Part of that groove was the offensive spark of big man Naz Ried off the bench, but now he will be out indefinitely with a fractured wrist, the Timberwolves announced. From the official release:

An MRI (Magnetic Resonance Imaging) taken yesterday at Mayo Clinic Square by Dr. Kelechi Okoroha on Reid revealed a left scaphoid fracture. He will be out indefinitely and further updates on his progress will be provided when available.

A scaphoid fracture involves one of the small bones at the base of the hand that connects the wrist and fingers. Reid injured his hand on this dunk attempt against the Suns, he instinctively used his left hand to help break the fall and it took the weight of the landing.

Impressively, and despite being in pain, Reid played through the injury.

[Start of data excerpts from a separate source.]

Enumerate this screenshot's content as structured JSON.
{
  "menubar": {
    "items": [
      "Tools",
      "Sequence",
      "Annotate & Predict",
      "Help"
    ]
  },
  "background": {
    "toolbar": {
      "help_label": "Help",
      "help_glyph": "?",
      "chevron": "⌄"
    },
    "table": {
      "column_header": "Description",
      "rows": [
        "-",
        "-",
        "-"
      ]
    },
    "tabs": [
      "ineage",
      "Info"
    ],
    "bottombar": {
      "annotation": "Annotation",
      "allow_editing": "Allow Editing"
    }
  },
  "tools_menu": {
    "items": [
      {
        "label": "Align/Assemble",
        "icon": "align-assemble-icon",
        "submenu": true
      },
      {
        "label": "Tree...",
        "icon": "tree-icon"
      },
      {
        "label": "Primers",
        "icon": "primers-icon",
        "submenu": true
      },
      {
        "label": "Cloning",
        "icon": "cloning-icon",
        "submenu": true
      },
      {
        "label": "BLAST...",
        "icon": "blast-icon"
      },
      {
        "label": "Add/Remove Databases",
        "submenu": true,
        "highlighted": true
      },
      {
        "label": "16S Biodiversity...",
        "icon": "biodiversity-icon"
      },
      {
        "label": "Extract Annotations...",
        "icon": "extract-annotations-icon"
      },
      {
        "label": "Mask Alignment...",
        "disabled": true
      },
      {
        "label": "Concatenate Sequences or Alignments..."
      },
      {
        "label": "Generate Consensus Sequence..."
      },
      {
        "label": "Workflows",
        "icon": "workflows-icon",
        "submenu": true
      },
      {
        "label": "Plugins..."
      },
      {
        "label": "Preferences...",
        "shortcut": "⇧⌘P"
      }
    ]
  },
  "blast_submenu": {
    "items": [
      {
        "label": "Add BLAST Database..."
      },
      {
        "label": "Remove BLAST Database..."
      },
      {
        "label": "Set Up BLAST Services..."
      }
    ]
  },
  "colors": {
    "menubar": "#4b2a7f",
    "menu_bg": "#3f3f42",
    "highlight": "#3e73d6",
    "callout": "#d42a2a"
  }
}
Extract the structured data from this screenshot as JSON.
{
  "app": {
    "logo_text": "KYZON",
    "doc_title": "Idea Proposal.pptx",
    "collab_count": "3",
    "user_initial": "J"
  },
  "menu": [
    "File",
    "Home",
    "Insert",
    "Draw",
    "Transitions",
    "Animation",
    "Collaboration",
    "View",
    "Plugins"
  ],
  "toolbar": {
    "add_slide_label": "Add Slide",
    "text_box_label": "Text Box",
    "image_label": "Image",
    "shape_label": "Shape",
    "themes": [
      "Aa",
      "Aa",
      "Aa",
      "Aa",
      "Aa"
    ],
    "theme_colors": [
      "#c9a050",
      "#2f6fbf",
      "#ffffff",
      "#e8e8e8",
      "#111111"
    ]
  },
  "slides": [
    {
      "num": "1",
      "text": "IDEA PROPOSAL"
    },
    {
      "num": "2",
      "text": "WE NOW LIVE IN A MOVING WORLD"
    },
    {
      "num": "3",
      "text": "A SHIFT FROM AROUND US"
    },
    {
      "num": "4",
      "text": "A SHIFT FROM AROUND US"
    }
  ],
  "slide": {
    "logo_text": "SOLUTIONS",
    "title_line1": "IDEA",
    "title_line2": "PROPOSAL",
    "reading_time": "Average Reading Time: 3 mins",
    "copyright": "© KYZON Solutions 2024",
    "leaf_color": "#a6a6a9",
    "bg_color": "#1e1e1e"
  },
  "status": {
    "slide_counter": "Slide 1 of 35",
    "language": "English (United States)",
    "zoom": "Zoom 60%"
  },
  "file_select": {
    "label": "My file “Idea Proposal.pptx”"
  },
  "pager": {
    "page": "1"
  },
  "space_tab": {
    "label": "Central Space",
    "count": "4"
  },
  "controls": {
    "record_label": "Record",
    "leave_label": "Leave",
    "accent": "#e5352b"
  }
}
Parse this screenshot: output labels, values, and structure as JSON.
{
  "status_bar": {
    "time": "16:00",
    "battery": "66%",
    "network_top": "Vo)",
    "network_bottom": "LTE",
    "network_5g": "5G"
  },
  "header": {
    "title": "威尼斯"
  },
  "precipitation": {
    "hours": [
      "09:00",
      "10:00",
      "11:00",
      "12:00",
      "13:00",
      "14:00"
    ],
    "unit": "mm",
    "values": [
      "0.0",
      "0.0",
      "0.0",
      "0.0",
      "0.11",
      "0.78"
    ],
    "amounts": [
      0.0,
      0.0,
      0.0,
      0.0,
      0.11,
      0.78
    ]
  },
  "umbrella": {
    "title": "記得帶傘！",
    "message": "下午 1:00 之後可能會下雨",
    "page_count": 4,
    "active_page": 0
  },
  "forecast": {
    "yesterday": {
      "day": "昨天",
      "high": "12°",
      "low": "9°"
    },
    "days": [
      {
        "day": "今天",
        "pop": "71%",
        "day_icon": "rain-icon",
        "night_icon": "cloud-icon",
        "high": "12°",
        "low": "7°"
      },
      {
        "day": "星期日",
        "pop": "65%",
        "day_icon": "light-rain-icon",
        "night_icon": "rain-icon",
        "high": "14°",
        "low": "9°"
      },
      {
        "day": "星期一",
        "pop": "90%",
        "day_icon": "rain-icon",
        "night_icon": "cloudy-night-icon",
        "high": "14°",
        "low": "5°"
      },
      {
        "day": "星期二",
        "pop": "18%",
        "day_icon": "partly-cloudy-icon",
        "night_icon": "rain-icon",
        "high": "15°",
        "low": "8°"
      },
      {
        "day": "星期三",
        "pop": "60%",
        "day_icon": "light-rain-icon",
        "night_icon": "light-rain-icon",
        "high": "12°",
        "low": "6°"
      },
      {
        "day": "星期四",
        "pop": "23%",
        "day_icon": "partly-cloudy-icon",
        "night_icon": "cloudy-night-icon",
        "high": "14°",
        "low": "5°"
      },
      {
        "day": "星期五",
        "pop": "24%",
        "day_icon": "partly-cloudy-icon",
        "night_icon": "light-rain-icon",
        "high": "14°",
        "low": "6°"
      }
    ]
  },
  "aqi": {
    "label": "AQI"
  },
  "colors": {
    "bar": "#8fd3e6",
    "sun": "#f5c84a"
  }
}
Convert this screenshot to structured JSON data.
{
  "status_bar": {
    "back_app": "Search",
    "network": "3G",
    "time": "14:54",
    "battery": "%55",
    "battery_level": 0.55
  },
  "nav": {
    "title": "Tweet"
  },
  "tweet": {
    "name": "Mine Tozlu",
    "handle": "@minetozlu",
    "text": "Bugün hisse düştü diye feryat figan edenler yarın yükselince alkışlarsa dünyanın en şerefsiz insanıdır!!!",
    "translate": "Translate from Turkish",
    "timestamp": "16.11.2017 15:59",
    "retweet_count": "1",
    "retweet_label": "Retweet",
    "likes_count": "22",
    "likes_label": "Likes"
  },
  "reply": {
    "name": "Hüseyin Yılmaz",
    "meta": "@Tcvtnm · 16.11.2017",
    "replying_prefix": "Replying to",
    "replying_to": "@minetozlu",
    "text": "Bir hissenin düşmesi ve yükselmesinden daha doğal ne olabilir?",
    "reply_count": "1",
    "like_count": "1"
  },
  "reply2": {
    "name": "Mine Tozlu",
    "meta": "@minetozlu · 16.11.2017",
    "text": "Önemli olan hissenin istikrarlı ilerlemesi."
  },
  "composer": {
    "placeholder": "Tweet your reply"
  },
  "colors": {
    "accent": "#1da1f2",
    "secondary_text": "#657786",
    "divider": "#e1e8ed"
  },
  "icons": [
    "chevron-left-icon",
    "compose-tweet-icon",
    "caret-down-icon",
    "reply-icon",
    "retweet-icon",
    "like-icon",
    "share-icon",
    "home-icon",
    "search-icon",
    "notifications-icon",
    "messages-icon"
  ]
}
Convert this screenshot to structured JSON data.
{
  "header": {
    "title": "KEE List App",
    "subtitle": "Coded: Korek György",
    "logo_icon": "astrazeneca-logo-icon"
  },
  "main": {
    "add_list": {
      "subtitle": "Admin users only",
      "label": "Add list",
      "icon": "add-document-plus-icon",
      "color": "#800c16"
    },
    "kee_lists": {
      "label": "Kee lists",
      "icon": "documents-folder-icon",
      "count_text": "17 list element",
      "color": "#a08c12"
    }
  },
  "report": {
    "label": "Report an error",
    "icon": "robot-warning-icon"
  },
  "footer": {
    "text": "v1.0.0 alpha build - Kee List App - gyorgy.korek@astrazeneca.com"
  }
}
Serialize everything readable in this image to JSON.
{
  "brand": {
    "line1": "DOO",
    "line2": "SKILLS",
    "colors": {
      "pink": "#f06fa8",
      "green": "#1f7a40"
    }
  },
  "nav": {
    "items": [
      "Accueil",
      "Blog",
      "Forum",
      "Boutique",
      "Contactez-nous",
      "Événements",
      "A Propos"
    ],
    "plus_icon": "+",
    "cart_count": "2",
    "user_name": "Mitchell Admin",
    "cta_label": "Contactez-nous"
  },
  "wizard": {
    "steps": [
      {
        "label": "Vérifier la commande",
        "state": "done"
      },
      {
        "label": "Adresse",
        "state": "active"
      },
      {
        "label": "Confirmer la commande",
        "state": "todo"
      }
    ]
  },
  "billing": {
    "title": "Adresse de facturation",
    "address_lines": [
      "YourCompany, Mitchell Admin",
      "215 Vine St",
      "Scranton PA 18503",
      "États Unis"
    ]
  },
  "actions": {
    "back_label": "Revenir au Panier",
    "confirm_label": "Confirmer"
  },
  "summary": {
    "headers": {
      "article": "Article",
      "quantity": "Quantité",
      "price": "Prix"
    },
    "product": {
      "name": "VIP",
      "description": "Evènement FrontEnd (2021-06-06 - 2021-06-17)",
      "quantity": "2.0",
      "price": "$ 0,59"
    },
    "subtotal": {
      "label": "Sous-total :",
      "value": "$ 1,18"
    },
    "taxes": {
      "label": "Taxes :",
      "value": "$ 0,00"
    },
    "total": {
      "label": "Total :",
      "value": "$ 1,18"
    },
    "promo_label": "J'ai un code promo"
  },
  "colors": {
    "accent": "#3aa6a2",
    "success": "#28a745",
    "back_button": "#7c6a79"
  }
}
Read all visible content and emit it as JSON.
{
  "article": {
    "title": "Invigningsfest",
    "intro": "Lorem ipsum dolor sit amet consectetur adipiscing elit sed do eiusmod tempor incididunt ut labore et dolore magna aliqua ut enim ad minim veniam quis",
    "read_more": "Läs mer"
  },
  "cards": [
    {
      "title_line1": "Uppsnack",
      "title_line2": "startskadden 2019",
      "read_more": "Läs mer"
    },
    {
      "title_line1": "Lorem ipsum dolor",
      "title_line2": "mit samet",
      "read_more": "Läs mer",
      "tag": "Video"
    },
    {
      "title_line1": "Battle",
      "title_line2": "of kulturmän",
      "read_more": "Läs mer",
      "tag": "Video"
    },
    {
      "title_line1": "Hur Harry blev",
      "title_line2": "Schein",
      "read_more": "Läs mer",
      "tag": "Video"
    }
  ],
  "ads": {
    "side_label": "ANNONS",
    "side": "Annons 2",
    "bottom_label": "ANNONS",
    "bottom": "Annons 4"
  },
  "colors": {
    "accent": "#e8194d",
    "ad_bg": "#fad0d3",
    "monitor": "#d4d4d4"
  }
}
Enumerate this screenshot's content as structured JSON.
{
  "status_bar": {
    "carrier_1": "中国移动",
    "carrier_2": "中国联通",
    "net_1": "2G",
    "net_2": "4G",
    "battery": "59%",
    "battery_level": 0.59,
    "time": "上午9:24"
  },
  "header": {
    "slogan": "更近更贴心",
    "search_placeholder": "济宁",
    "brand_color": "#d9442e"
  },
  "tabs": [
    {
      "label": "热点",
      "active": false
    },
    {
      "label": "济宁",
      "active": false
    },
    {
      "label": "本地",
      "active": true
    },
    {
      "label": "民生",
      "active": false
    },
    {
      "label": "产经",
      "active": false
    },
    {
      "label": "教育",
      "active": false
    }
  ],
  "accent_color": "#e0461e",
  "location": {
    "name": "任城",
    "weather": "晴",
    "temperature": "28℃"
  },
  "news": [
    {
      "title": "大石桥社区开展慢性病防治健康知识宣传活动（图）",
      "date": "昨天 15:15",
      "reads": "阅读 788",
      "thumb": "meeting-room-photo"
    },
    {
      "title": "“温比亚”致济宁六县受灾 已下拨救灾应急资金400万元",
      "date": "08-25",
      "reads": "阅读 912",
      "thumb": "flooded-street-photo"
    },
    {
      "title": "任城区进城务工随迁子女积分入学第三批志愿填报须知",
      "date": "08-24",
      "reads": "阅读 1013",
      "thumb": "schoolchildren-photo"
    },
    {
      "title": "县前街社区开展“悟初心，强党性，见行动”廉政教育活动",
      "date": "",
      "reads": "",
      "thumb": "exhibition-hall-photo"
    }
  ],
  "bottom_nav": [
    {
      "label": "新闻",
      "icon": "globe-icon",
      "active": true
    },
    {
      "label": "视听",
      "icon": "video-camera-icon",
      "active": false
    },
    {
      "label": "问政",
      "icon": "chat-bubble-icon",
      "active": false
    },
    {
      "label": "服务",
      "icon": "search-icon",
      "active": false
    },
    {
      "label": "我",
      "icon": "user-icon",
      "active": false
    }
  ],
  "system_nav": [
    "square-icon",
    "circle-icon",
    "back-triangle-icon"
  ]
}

Reid developed into the sixth man, spark plug roll for the Timberwolves behind starters Rudy Gobert and Karl-Anthony Towns. In his last five games, Reid averaged 18.8 points on 59.1% shooting (including 45% from 3 on four attempts a night) and grabbed 5.2 rebounds in his 22 minutes.

Reid is a free agent this offseason. The Timberwolves want to keep him and have had talks with him, but he will have plenty of suitors.

His loss will be a blow to Minnesota, especially heading into crucial games down the stretch — starting with the Lakers Friday night (a team Reid had some big games against) — and into the postseason. Expect coach Chris Finch to stagger Towns and Gobert a little more, and he can turn to Nate Knight or Luka Garza off the bench, but their role would be limited (especially come the playoffs).